Having no previous experience with CUDA coding, I initially attempted to follow MATLAB's documentation on the subject, which resulted in several strange errors including: ptx compilation, multiple entry points and wrong number of inputs in the C prototype. At this point I realized that this isn't going to be a "just works" case and that some tinkering is required.
So I decided to eliminate the multiple entry point issue by simply deleting parts of imageDenoising.cu
file and consolidating the relevant .cuh
(either ..._nlm_kernel.cuh
or ..._nlm2_kernel.cuh
) into the .cu
so as to obtain a single entry point at any given time.
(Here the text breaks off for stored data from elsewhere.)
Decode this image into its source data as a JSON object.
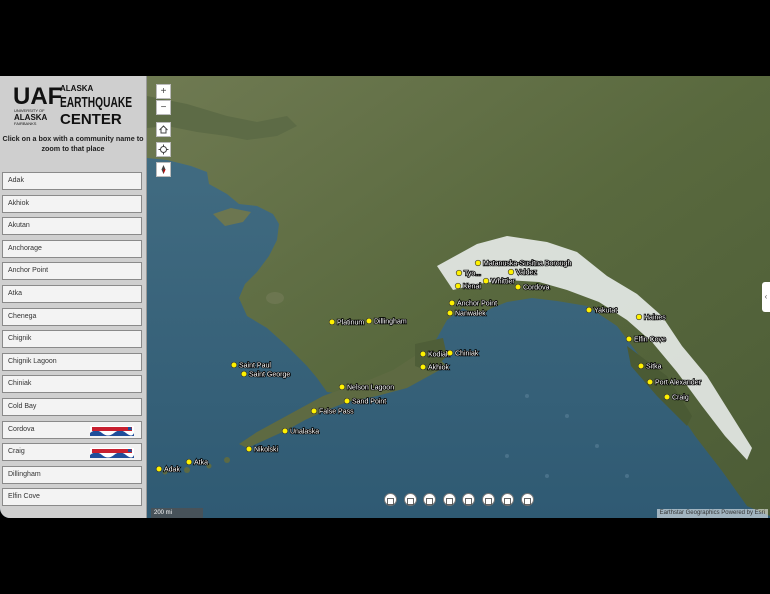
{
  "sidebar": {
    "logo": {
      "mark": "UAF",
      "univ_line1": "UNIVERSITY OF",
      "univ_line2": "ALASKA",
      "univ_line3": "FAIRBANKS",
      "center_line1": "ALASKA",
      "center_line2": "EARTHQUAKE",
      "center_line3": "CENTER"
    },
    "instruction": "Click on a box with a community name to zoom to that place",
    "communities": [
      {
        "name": "Adak",
        "tsunami_ready": false
      },
      {
        "name": "Akhiok",
        "tsunami_ready": false
      },
      {
        "name": "Akutan",
        "tsunami_ready": false
      },
      {
        "name": "Anchorage",
        "tsunami_ready": false
      },
      {
        "name": "Anchor Point",
        "tsunami_ready": false
      },
      {
        "name": "Atka",
        "tsunami_ready": false
      },
      {
        "name": "Chenega",
        "tsunami_ready": false
      },
      {
        "name": "Chignik",
        "tsunami_ready": false
      },
      {
        "name": "Chignik Lagoon",
        "tsunami_ready": false
      },
      {
        "name": "Chiniak",
        "tsunami_ready": false
      },
      {
        "name": "Cold Bay",
        "tsunami_ready": false
      },
      {
        "name": "Cordova",
        "tsunami_ready": true
      },
      {
        "name": "Craig",
        "tsunami_ready": true
      },
      {
        "name": "Dillingham",
        "tsunami_ready": false
      },
      {
        "name": "Elfin Cove",
        "tsunami_ready": false
      }
    ]
  },
  "map": {
    "zoom_in_label": "+",
    "zoom_out_label": "−",
    "scale_label": "200 mi",
    "attribution": "Earthstar Geographics   Powered by Esri",
    "side_tab_icon": "chevron-left-icon",
    "toolbar_icons": [
      "layers-icon",
      "grid-icon",
      "measure-icon",
      "elevation-icon",
      "locate-icon",
      "print-icon",
      "tree-icon",
      "basemap-icon"
    ],
    "places": [
      {
        "label": "Matanuska-Susitna Borough"
      },
      {
        "label": "Valdez"
      },
      {
        "label": "Tyo..."
      },
      {
        "label": "Whittier"
      },
      {
        "label": "Kenai"
      },
      {
        "label": "Cordova"
      },
      {
        "label": "Anchor Point"
      },
      {
        "label": "Nanwalek"
      },
      {
        "label": "Platinum"
      },
      {
        "label": "Dillingham"
      },
      {
        "label": "Yakutat"
      },
      {
        "label": "Haines"
      },
      {
        "label": "Elfin Cove"
      },
      {
        "label": "Kodiak"
      },
      {
        "label": "Chiniak"
      },
      {
        "label": "Akhiok"
      },
      {
        "label": "Sitka"
      },
      {
        "label": "Port Alexander"
      },
      {
        "label": "Craig"
      },
      {
        "label": "Saint Paul"
      },
      {
        "label": "Saint George"
      },
      {
        "label": "Nelson Lagoon"
      },
      {
        "label": "Sand Point"
      },
      {
        "label": "False Pass"
      },
      {
        "label": "Unalaska"
      },
      {
        "label": "Nikolski"
      },
      {
        "label": "Atka"
      },
      {
        "label": "Adak"
      }
    ]
  },
  "colors": {
    "marker": "#fff200",
    "sidebar_bg": "#cfcfcf",
    "badge_red": "#c8202f",
    "badge_blue": "#1f4e9a"
  }
}
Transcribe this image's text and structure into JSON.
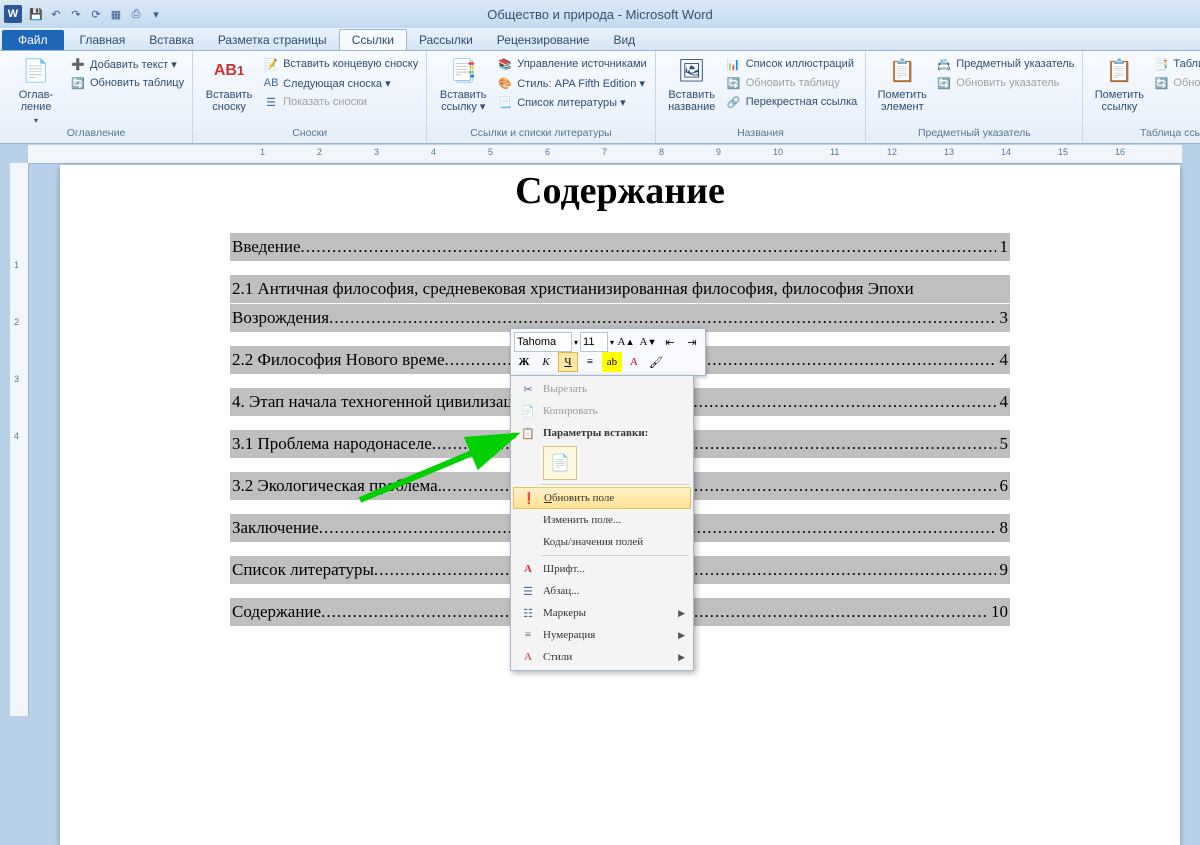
{
  "title": "Общество и природа  -  Microsoft Word",
  "qat_icons": [
    "save-icon",
    "undo-icon",
    "redo-icon",
    "refresh-icon",
    "table-icon",
    "print-icon",
    "dropdown-icon"
  ],
  "tabs": {
    "file": "Файл",
    "items": [
      "Главная",
      "Вставка",
      "Разметка страницы",
      "Ссылки",
      "Рассылки",
      "Рецензирование",
      "Вид"
    ],
    "active_index": 3
  },
  "ribbon": {
    "groups": [
      {
        "label": "Оглавление",
        "big": {
          "icon": "📄",
          "text": "Оглав­ление"
        },
        "rows": [
          "Добавить текст ▾",
          "Обновить таблицу"
        ]
      },
      {
        "label": "Сноски",
        "big": {
          "icon": "AB¹",
          "text": "Вставить сноску"
        },
        "rows": [
          "Вставить концевую сноску",
          "Следующая сноска ▾",
          "Показать сноски"
        ]
      },
      {
        "label": "Ссылки и списки литературы",
        "big": {
          "icon": "📑",
          "text": "Вставить ссылку ▾"
        },
        "rows": [
          "Управление источниками",
          "Стиль:  APA Fifth Edition ▾",
          "Список литературы ▾"
        ]
      },
      {
        "label": "Названия",
        "big": {
          "icon": "🖼",
          "text": "Вставить название"
        },
        "rows": [
          "Список иллюстраций",
          "Обновить таблицу",
          "Перекрестная ссылка"
        ]
      },
      {
        "label": "Предметный указатель",
        "big": {
          "icon": "📋",
          "text": "Пометить элемент"
        },
        "rows": [
          "Предметный указатель",
          "Обновить указатель"
        ]
      },
      {
        "label": "Таблица ссылок",
        "big": {
          "icon": "📋",
          "text": "Пометить ссылку"
        },
        "rows": [
          "Таблица ссылок",
          "Обновить таблицу"
        ]
      }
    ]
  },
  "ruler_marks": [
    "",
    "1",
    "2",
    "3",
    "4",
    "5",
    "6",
    "7",
    "8",
    "9",
    "10",
    "11",
    "12",
    "13",
    "14",
    "15",
    "16"
  ],
  "vruler_marks": [
    "",
    "1",
    "2",
    "3",
    "4"
  ],
  "doc": {
    "heading": "Содержание",
    "toc": [
      {
        "text": "Введение",
        "page": "1"
      },
      {
        "text": "2.1 Античная философия, средневековая христианизированная философия, философия Эпохи",
        "wrap": "Возрождения",
        "page": "3"
      },
      {
        "text": "2.2 Философия Нового време",
        "page": "4",
        "cut": true
      },
      {
        "text": "4. Этап начала техногенной цивилизации",
        "page": "4",
        "cut": true
      },
      {
        "text": "3.1 Проблема народонаселе",
        "page": "5",
        "cut": true
      },
      {
        "text": "3.2 Экологическая проблема.",
        "page": "6"
      },
      {
        "text": "Заключение ",
        "page": "8"
      },
      {
        "text": "Список литературы",
        "page": "9",
        "cut": true
      },
      {
        "text": "Содержание",
        "page": "10"
      }
    ]
  },
  "mini": {
    "font": "Tahoma",
    "size": "11"
  },
  "ctx": {
    "cut": "Вырезать",
    "copy": "Копировать",
    "paste_header": "Параметры вставки:",
    "update": "Обновить поле",
    "edit": "Изменить поле...",
    "codes": "Коды/значения полей",
    "font": "Шрифт...",
    "para": "Абзац...",
    "bullets": "Маркеры",
    "numbering": "Нумерация",
    "styles": "Стили"
  }
}
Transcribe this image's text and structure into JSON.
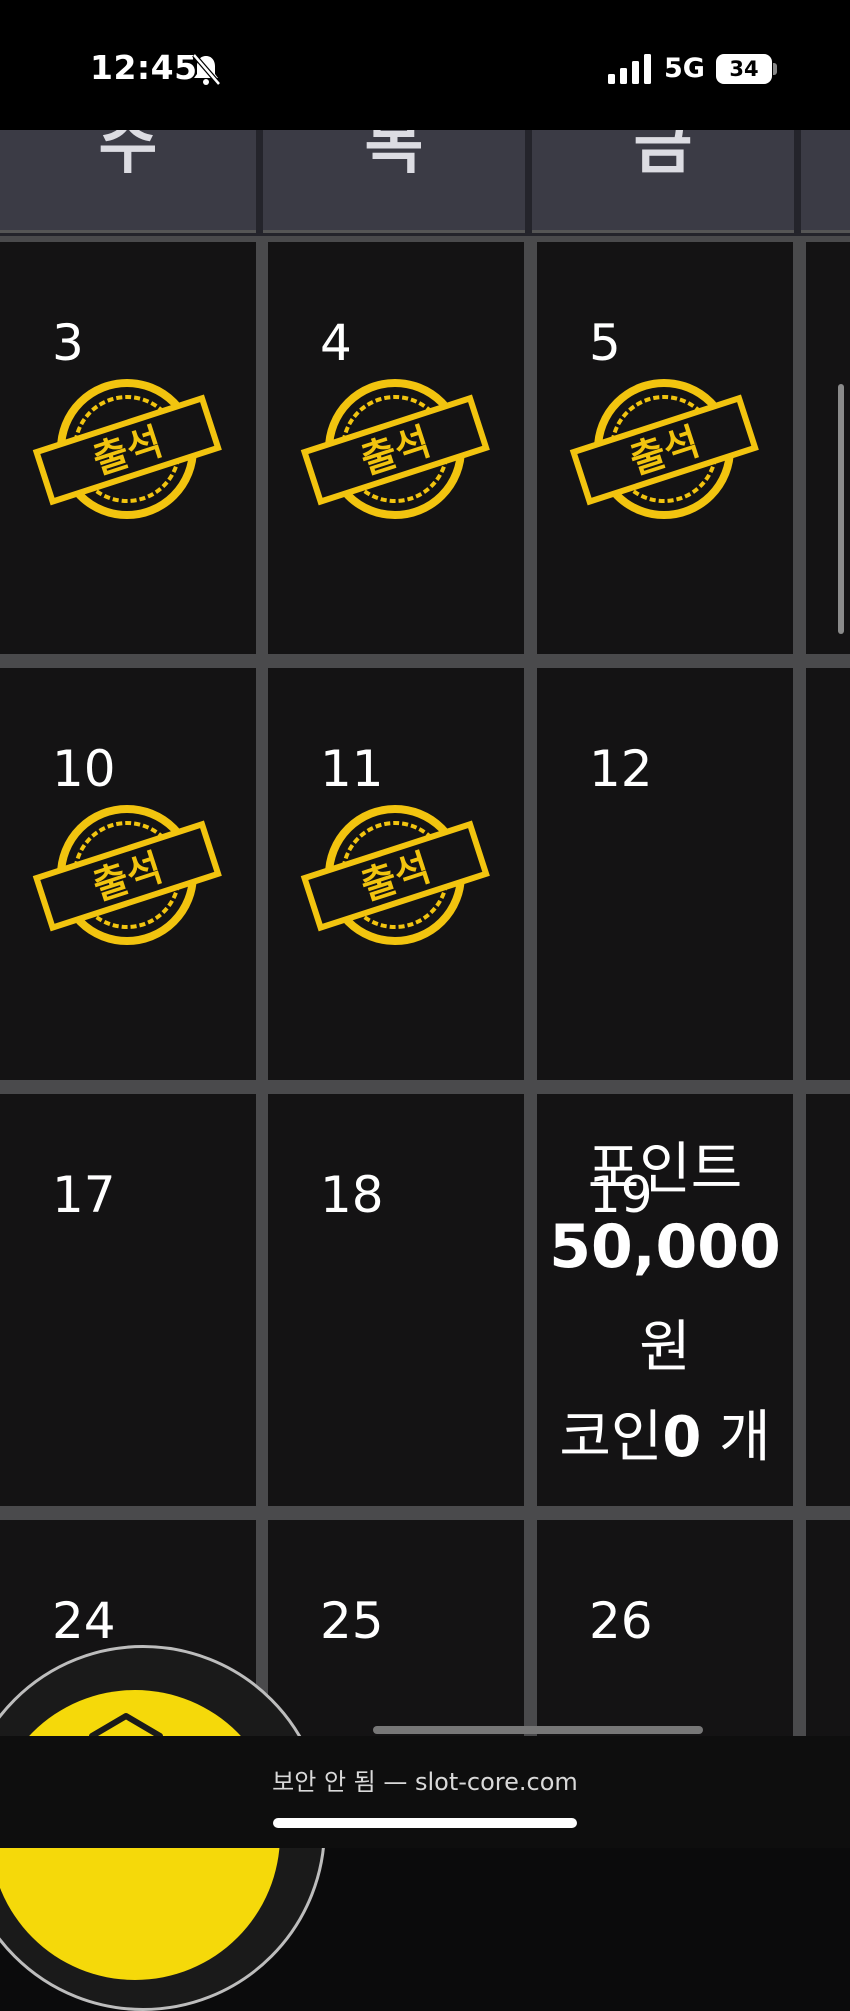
{
  "status_bar": {
    "time": "12:45",
    "network": "5G",
    "battery": "34"
  },
  "weekday_header": [
    "수",
    "목",
    "금"
  ],
  "calendar": {
    "rows": [
      [
        {
          "day": "3",
          "stamp": "출석"
        },
        {
          "day": "4",
          "stamp": "출석"
        },
        {
          "day": "5",
          "stamp": "출석"
        }
      ],
      [
        {
          "day": "10",
          "stamp": "출석"
        },
        {
          "day": "11",
          "stamp": "출석"
        },
        {
          "day": "12",
          "stamp": ""
        }
      ],
      [
        {
          "day": "17",
          "stamp": ""
        },
        {
          "day": "18",
          "stamp": ""
        },
        {
          "day": "19",
          "stamp": ""
        }
      ],
      [
        {
          "day": "24",
          "stamp": ""
        },
        {
          "day": "25",
          "stamp": ""
        },
        {
          "day": "26",
          "stamp": ""
        }
      ]
    ],
    "prize": {
      "line1": "포인트",
      "amount": "50,000",
      "unit": "원",
      "coin_label": "코인",
      "coin_count": "0",
      "coin_unit": " 개"
    }
  },
  "browser": {
    "url_text": "보안 안 됨 — slot-core.com"
  },
  "colors": {
    "stamp": "#f2c40f",
    "fab": "#f5d90a",
    "grid_line": "#4a4a4c",
    "cell": "#141314"
  }
}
To my surprise this actually managed to compile and I was finally able to create a CUDAKernel
without an error (using the command k = parallel.gpu.CUDAKernel('imageDenoising.ptx', 'uint8_T *, int, int, float, float');
).
This however was not enough, because I mistakenly concluded that the 1st argument is the unprocessed image in the form of an RGB matrix (i.e. X*Y*3 uint8
), and so the result I was getting back was exactly the input but with 0
in the 1st 4 elements.
After searching a bit more I realized that there are additional, and critical, aspects I'm entirely unaware of (like the need to initialize __device__
variables) to such a conversion process, at which stage I decided to ask for help.
The Problem
I'm currently wondering how to efficiently continue from here. While I'd love to hear if this kind of approach can generally bear fruit (and whether a complete example of this process is available somewhere), which other pitfalls I should look out for, and what alternative courses of action I can take (considering my very limited knowledge in CUDA and the fact I won't hire anybody else to do this for me), I keep in mind that this is SO and so I must have a specific programming problem, so here goes:
How do I modify
imageDenoising.cu
such that the MATLABCUDAKernel
constructed from it will also accept the unprocessed image as an input?
Note: in my application, the input matrix is a 2d, grayscale, double
matrix.
Related: How CudaMalloc work?
P.S.
A working piece of code would obviously be welcomed, but I'd really rather "learn to fish".